Non-farm payroll employment edged up 88,000 in March, and unemployment rate in March slightly improved to 7.6 percent from 7. 7 percent in February, the U.S. Labor Department reported Friday.
The growth in the payroll data was less than economists' estimates and the mild drop in unemployment rate was mainly due to lower labor force participation rate, according to the Labor Department.
The European Central Bank and Bank of England held their benchmark interest rates and quantitative easing program unchanged, which also led the euro and the pound to advance against the dollar.

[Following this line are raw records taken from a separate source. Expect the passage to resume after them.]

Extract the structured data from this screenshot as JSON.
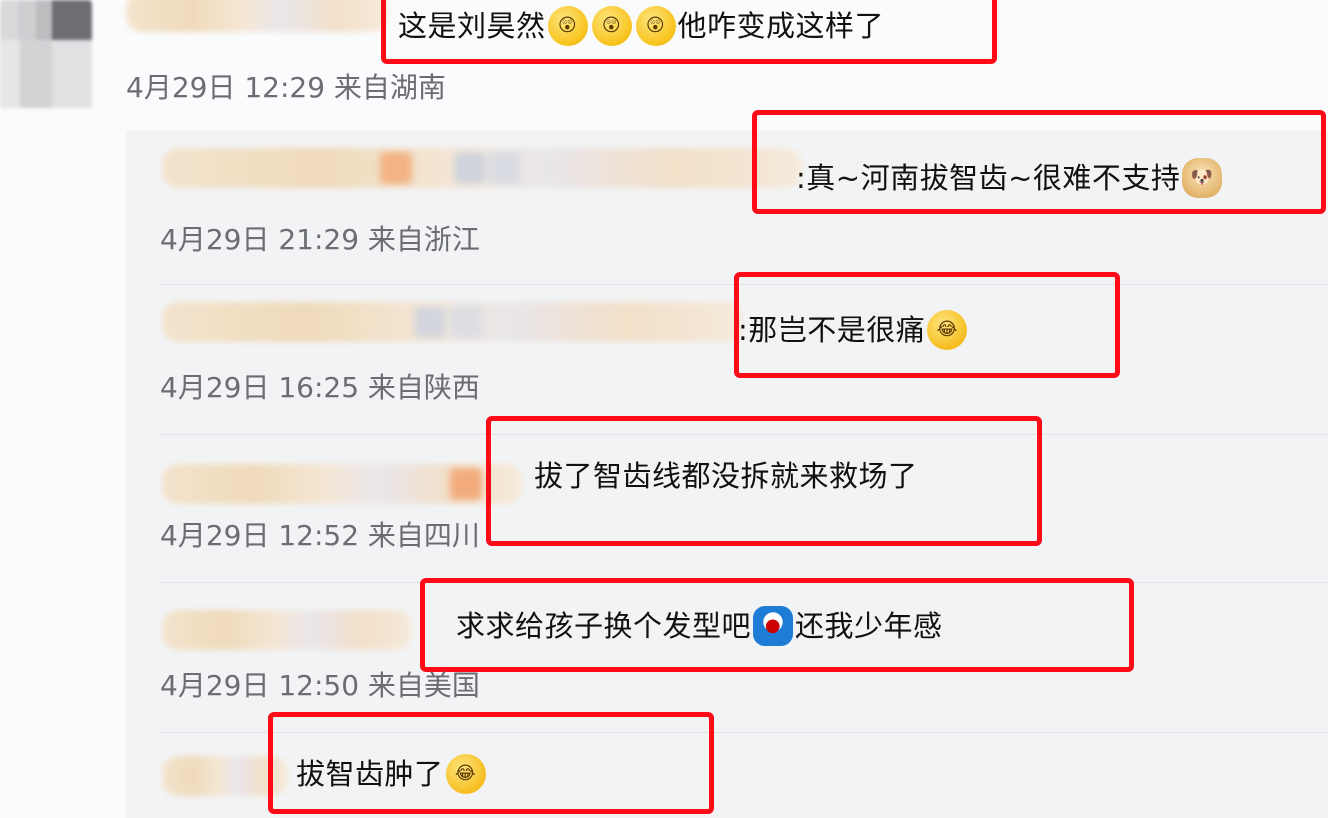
{
  "top_comment": {
    "text": "这是刘昊然",
    "emojis": [
      "astonished-face",
      "astonished-face",
      "astonished-face"
    ],
    "text_after": "他咋变成这样了",
    "meta": "4月29日 12:29 来自湖南"
  },
  "replies": [
    {
      "prefix": ":",
      "text": "真~河南拔智齿~很难不支持",
      "emoji": "doge-face",
      "meta": "4月29日 21:29 来自浙江"
    },
    {
      "prefix": ":",
      "text": "那岂不是很痛",
      "emoji": "laugh-cry-face",
      "meta": "4月29日 16:25 来自陕西"
    },
    {
      "prefix": "",
      "text": "拔了智齿线都没拆就来救场了",
      "emoji": "",
      "meta": "4月29日 12:52 来自四川"
    },
    {
      "prefix": "",
      "text": "求求给孩子换个发型吧",
      "emoji": "doraemon-face",
      "text_after": "还我少年感",
      "meta": "4月29日 12:50 来自美国"
    },
    {
      "prefix": "",
      "text": "拔智齿肿了",
      "emoji": "laugh-cry-face",
      "meta": ""
    }
  ],
  "colors": {
    "highlight_box": "#ff0a17",
    "meta_text": "#6b6d72",
    "reply_background": "#f2f3f5"
  }
}
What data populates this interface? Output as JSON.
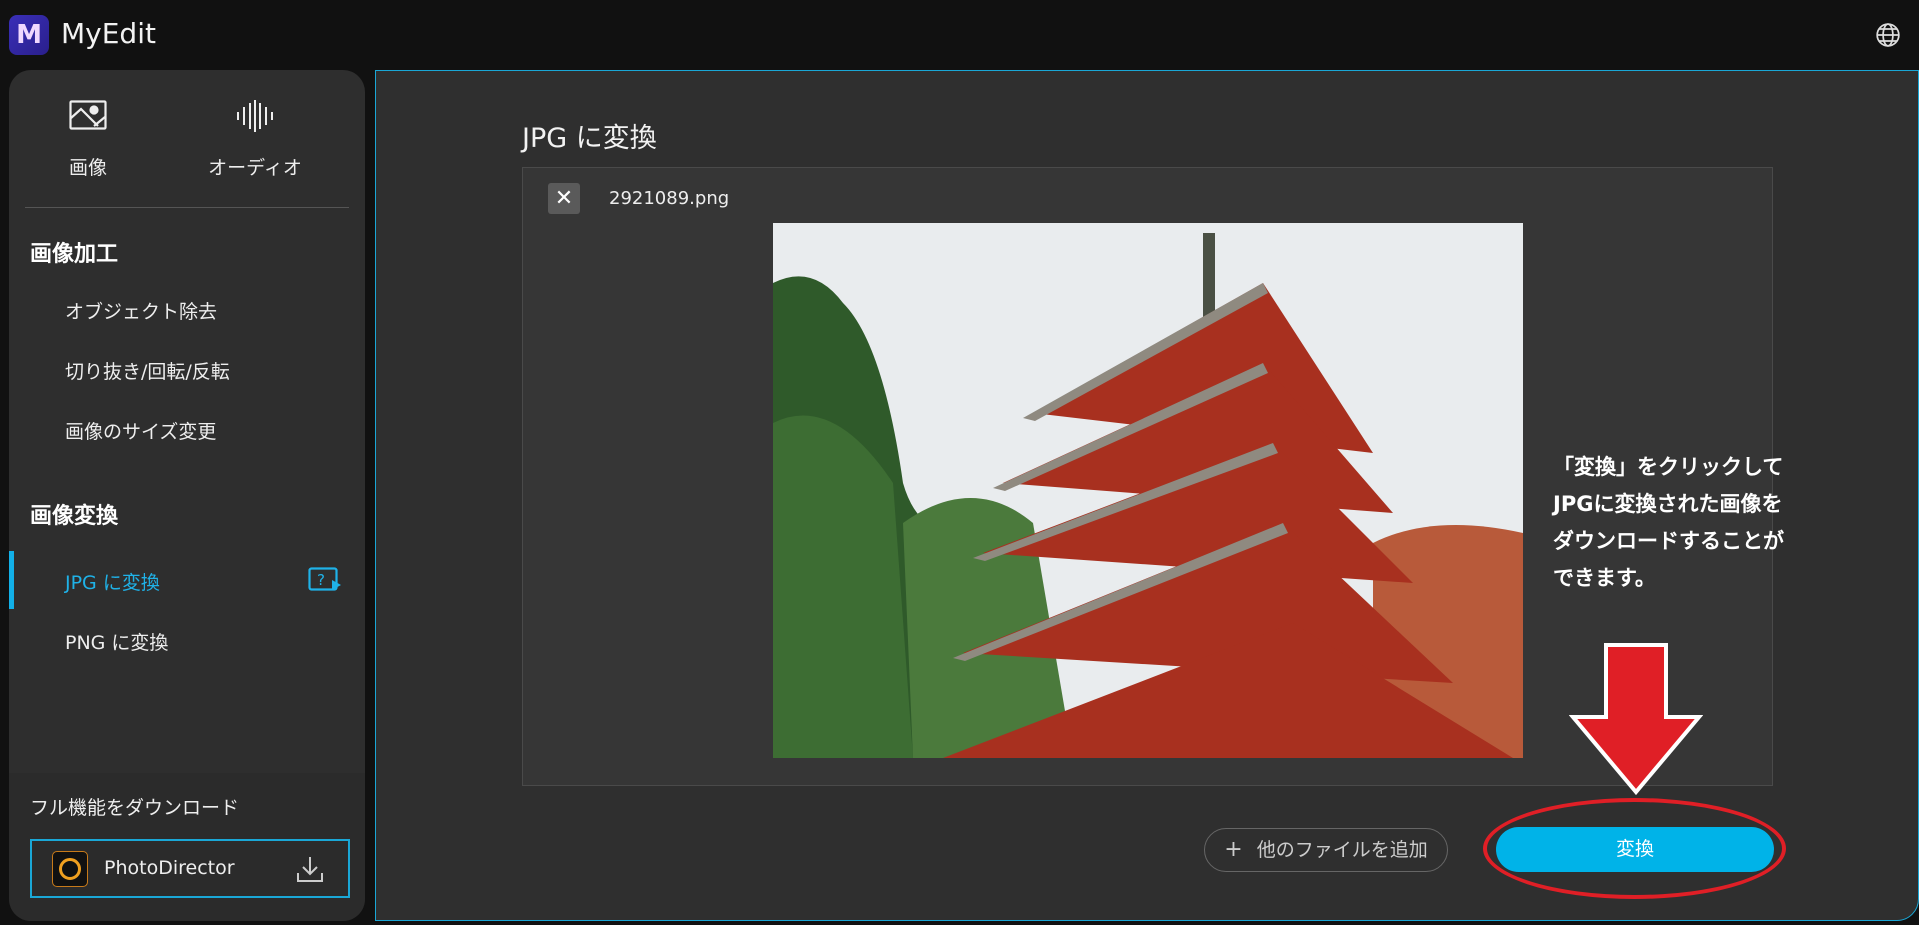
{
  "app": {
    "title": "MyEdit",
    "logo_letter": "M"
  },
  "sidebar": {
    "tabs": [
      {
        "label": "画像",
        "icon": "image-icon"
      },
      {
        "label": "オーディオ",
        "icon": "audio-wave-icon"
      }
    ],
    "sections": [
      {
        "heading": "画像加工",
        "items": [
          "オブジェクト除去",
          "切り抜き/回転/反転",
          "画像のサイズ変更"
        ]
      },
      {
        "heading": "画像変換",
        "items": [
          "JPG に変換",
          "PNG に変換"
        ]
      }
    ],
    "active_item": "JPG に変換",
    "download": {
      "label": "フル機能をダウンロード",
      "app_name": "PhotoDirector"
    }
  },
  "main": {
    "title": "JPG に変換",
    "file": {
      "name": "2921089.png"
    },
    "add_files_label": "他のファイルを追加",
    "convert_label": "変換"
  },
  "annotation": {
    "text": "「変換」をクリックして\nJPGに変換された画像を\nダウンロードすることが\nできます。"
  },
  "colors": {
    "accent": "#00b3e8",
    "annotation_red": "#e01f26"
  }
}
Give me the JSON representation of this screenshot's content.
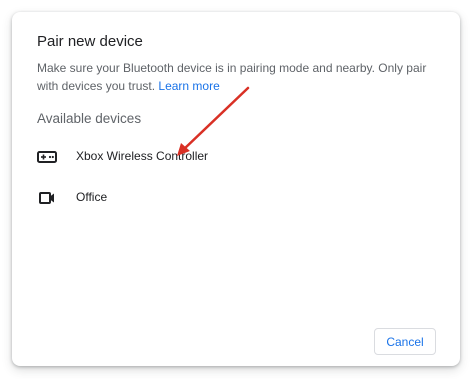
{
  "dialog": {
    "title": "Pair new device",
    "description": "Make sure your Bluetooth device is in pairing mode and nearby. Only pair with devices you trust.",
    "learn_more": "Learn more",
    "section_heading": "Available devices",
    "devices": [
      {
        "label": "Xbox Wireless Controller",
        "icon": "gamepad-icon"
      },
      {
        "label": "Office",
        "icon": "video-camera-icon"
      }
    ],
    "cancel_label": "Cancel"
  },
  "annotation": {
    "arrow_color": "#d93025"
  },
  "colors": {
    "accent": "#1a73e8",
    "text": "#202124",
    "secondary_text": "#5f6368"
  }
}
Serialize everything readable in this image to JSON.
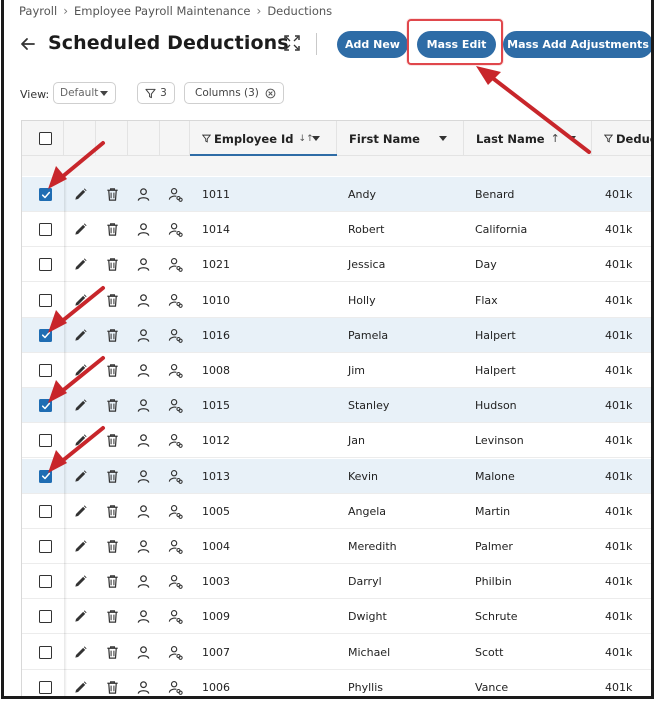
{
  "breadcrumb": {
    "items": [
      "Payroll",
      "Employee Payroll Maintenance",
      "Deductions"
    ]
  },
  "header": {
    "title": "Scheduled Deductions",
    "buttons": {
      "add_new": "Add New",
      "mass_edit": "Mass Edit",
      "mass_add_adjustments": "Mass Add Adjustments"
    },
    "accent_color": "#2e6ca6",
    "highlight_color": "#e0474c"
  },
  "toolbar": {
    "view_label": "View:",
    "view_value": "Default",
    "filter_count": "3",
    "columns_label": "Columns (3)"
  },
  "grid": {
    "columns": [
      "Employee Id",
      "First Name",
      "Last Name",
      "Deduction"
    ],
    "sort": {
      "employee_id": "desc",
      "last_name": "asc"
    },
    "rows": [
      {
        "checked": true,
        "employee_id": "1011",
        "first_name": "Andy",
        "last_name": "Benard",
        "deduction": "401k"
      },
      {
        "checked": false,
        "employee_id": "1014",
        "first_name": "Robert",
        "last_name": "California",
        "deduction": "401k"
      },
      {
        "checked": false,
        "employee_id": "1021",
        "first_name": "Jessica",
        "last_name": "Day",
        "deduction": "401k"
      },
      {
        "checked": false,
        "employee_id": "1010",
        "first_name": "Holly",
        "last_name": "Flax",
        "deduction": "401k"
      },
      {
        "checked": true,
        "employee_id": "1016",
        "first_name": "Pamela",
        "last_name": "Halpert",
        "deduction": "401k"
      },
      {
        "checked": false,
        "employee_id": "1008",
        "first_name": "Jim",
        "last_name": "Halpert",
        "deduction": "401k"
      },
      {
        "checked": true,
        "employee_id": "1015",
        "first_name": "Stanley",
        "last_name": "Hudson",
        "deduction": "401k"
      },
      {
        "checked": false,
        "employee_id": "1012",
        "first_name": "Jan",
        "last_name": "Levinson",
        "deduction": "401k"
      },
      {
        "checked": true,
        "employee_id": "1013",
        "first_name": "Kevin",
        "last_name": "Malone",
        "deduction": "401k"
      },
      {
        "checked": false,
        "employee_id": "1005",
        "first_name": "Angela",
        "last_name": "Martin",
        "deduction": "401k"
      },
      {
        "checked": false,
        "employee_id": "1004",
        "first_name": "Meredith",
        "last_name": "Palmer",
        "deduction": "401k"
      },
      {
        "checked": false,
        "employee_id": "1003",
        "first_name": "Darryl",
        "last_name": "Philbin",
        "deduction": "401k"
      },
      {
        "checked": false,
        "employee_id": "1009",
        "first_name": "Dwight",
        "last_name": "Schrute",
        "deduction": "401k"
      },
      {
        "checked": false,
        "employee_id": "1007",
        "first_name": "Michael",
        "last_name": "Scott",
        "deduction": "401k"
      },
      {
        "checked": false,
        "employee_id": "1006",
        "first_name": "Phyllis",
        "last_name": "Vance",
        "deduction": "401k"
      }
    ],
    "selected_row_color": "#e8f1f8"
  }
}
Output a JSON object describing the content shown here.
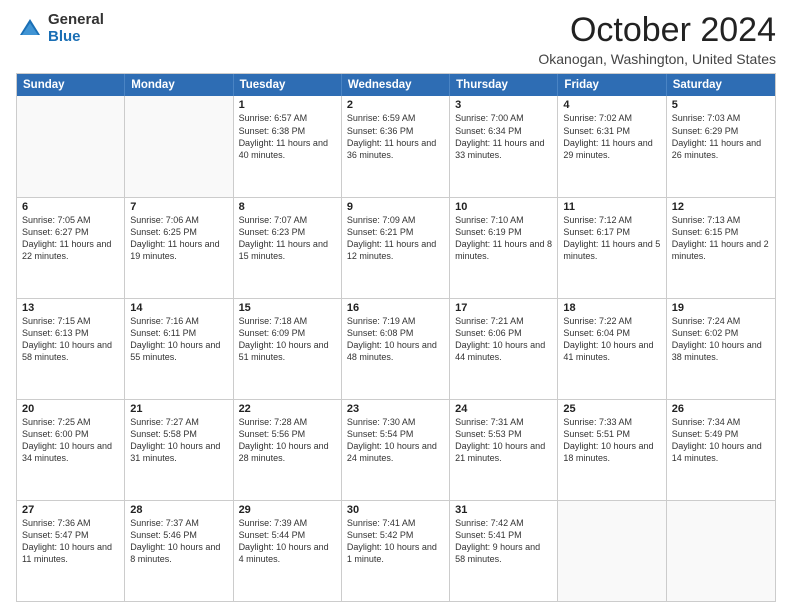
{
  "logo": {
    "general": "General",
    "blue": "Blue"
  },
  "title": "October 2024",
  "location": "Okanogan, Washington, United States",
  "days": [
    "Sunday",
    "Monday",
    "Tuesday",
    "Wednesday",
    "Thursday",
    "Friday",
    "Saturday"
  ],
  "rows": [
    [
      {
        "day": "",
        "text": ""
      },
      {
        "day": "",
        "text": ""
      },
      {
        "day": "1",
        "text": "Sunrise: 6:57 AM\nSunset: 6:38 PM\nDaylight: 11 hours and 40 minutes."
      },
      {
        "day": "2",
        "text": "Sunrise: 6:59 AM\nSunset: 6:36 PM\nDaylight: 11 hours and 36 minutes."
      },
      {
        "day": "3",
        "text": "Sunrise: 7:00 AM\nSunset: 6:34 PM\nDaylight: 11 hours and 33 minutes."
      },
      {
        "day": "4",
        "text": "Sunrise: 7:02 AM\nSunset: 6:31 PM\nDaylight: 11 hours and 29 minutes."
      },
      {
        "day": "5",
        "text": "Sunrise: 7:03 AM\nSunset: 6:29 PM\nDaylight: 11 hours and 26 minutes."
      }
    ],
    [
      {
        "day": "6",
        "text": "Sunrise: 7:05 AM\nSunset: 6:27 PM\nDaylight: 11 hours and 22 minutes."
      },
      {
        "day": "7",
        "text": "Sunrise: 7:06 AM\nSunset: 6:25 PM\nDaylight: 11 hours and 19 minutes."
      },
      {
        "day": "8",
        "text": "Sunrise: 7:07 AM\nSunset: 6:23 PM\nDaylight: 11 hours and 15 minutes."
      },
      {
        "day": "9",
        "text": "Sunrise: 7:09 AM\nSunset: 6:21 PM\nDaylight: 11 hours and 12 minutes."
      },
      {
        "day": "10",
        "text": "Sunrise: 7:10 AM\nSunset: 6:19 PM\nDaylight: 11 hours and 8 minutes."
      },
      {
        "day": "11",
        "text": "Sunrise: 7:12 AM\nSunset: 6:17 PM\nDaylight: 11 hours and 5 minutes."
      },
      {
        "day": "12",
        "text": "Sunrise: 7:13 AM\nSunset: 6:15 PM\nDaylight: 11 hours and 2 minutes."
      }
    ],
    [
      {
        "day": "13",
        "text": "Sunrise: 7:15 AM\nSunset: 6:13 PM\nDaylight: 10 hours and 58 minutes."
      },
      {
        "day": "14",
        "text": "Sunrise: 7:16 AM\nSunset: 6:11 PM\nDaylight: 10 hours and 55 minutes."
      },
      {
        "day": "15",
        "text": "Sunrise: 7:18 AM\nSunset: 6:09 PM\nDaylight: 10 hours and 51 minutes."
      },
      {
        "day": "16",
        "text": "Sunrise: 7:19 AM\nSunset: 6:08 PM\nDaylight: 10 hours and 48 minutes."
      },
      {
        "day": "17",
        "text": "Sunrise: 7:21 AM\nSunset: 6:06 PM\nDaylight: 10 hours and 44 minutes."
      },
      {
        "day": "18",
        "text": "Sunrise: 7:22 AM\nSunset: 6:04 PM\nDaylight: 10 hours and 41 minutes."
      },
      {
        "day": "19",
        "text": "Sunrise: 7:24 AM\nSunset: 6:02 PM\nDaylight: 10 hours and 38 minutes."
      }
    ],
    [
      {
        "day": "20",
        "text": "Sunrise: 7:25 AM\nSunset: 6:00 PM\nDaylight: 10 hours and 34 minutes."
      },
      {
        "day": "21",
        "text": "Sunrise: 7:27 AM\nSunset: 5:58 PM\nDaylight: 10 hours and 31 minutes."
      },
      {
        "day": "22",
        "text": "Sunrise: 7:28 AM\nSunset: 5:56 PM\nDaylight: 10 hours and 28 minutes."
      },
      {
        "day": "23",
        "text": "Sunrise: 7:30 AM\nSunset: 5:54 PM\nDaylight: 10 hours and 24 minutes."
      },
      {
        "day": "24",
        "text": "Sunrise: 7:31 AM\nSunset: 5:53 PM\nDaylight: 10 hours and 21 minutes."
      },
      {
        "day": "25",
        "text": "Sunrise: 7:33 AM\nSunset: 5:51 PM\nDaylight: 10 hours and 18 minutes."
      },
      {
        "day": "26",
        "text": "Sunrise: 7:34 AM\nSunset: 5:49 PM\nDaylight: 10 hours and 14 minutes."
      }
    ],
    [
      {
        "day": "27",
        "text": "Sunrise: 7:36 AM\nSunset: 5:47 PM\nDaylight: 10 hours and 11 minutes."
      },
      {
        "day": "28",
        "text": "Sunrise: 7:37 AM\nSunset: 5:46 PM\nDaylight: 10 hours and 8 minutes."
      },
      {
        "day": "29",
        "text": "Sunrise: 7:39 AM\nSunset: 5:44 PM\nDaylight: 10 hours and 4 minutes."
      },
      {
        "day": "30",
        "text": "Sunrise: 7:41 AM\nSunset: 5:42 PM\nDaylight: 10 hours and 1 minute."
      },
      {
        "day": "31",
        "text": "Sunrise: 7:42 AM\nSunset: 5:41 PM\nDaylight: 9 hours and 58 minutes."
      },
      {
        "day": "",
        "text": ""
      },
      {
        "day": "",
        "text": ""
      }
    ]
  ]
}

Meanwhile, the dollar continued its sharp upward trend against the yen on Friday. The Bank of Japan promises to continue monetary easing until it achieves the 2 percent inflation goal, according to a statement released Thursday after the central bank's two-day monetary policy meeting.
The central bank also said it would conduct money-market operations so that the monetary base will increase at an annual pace of about 645 billion dollars to 755 billion dollars.
On the economic front, U.S. international trade deficit in goods and services decreased to 43.0 billion dollars in February from the revised 44.5 billion dollars in January, as exports increased more than imports, the Commerce Department said Friday.
In late New York trading, the euro jumped to 1.3012 dollars from 1.2937 dollars of the previous session and the British pound rose to 1.5338 dollars from 1.5237 dollars. The Australian dollar declined to 1.0385 dollars from 1.0429 dollars.
The dollar bought 97.68 Japanese yen, higher than 96.13 in the previous session. It edged down to 0.9330 Swiss francs from 0.9396 Swiss francs and went up to 1.0175 Canadian dollars from 1.0119 of the previous trading day.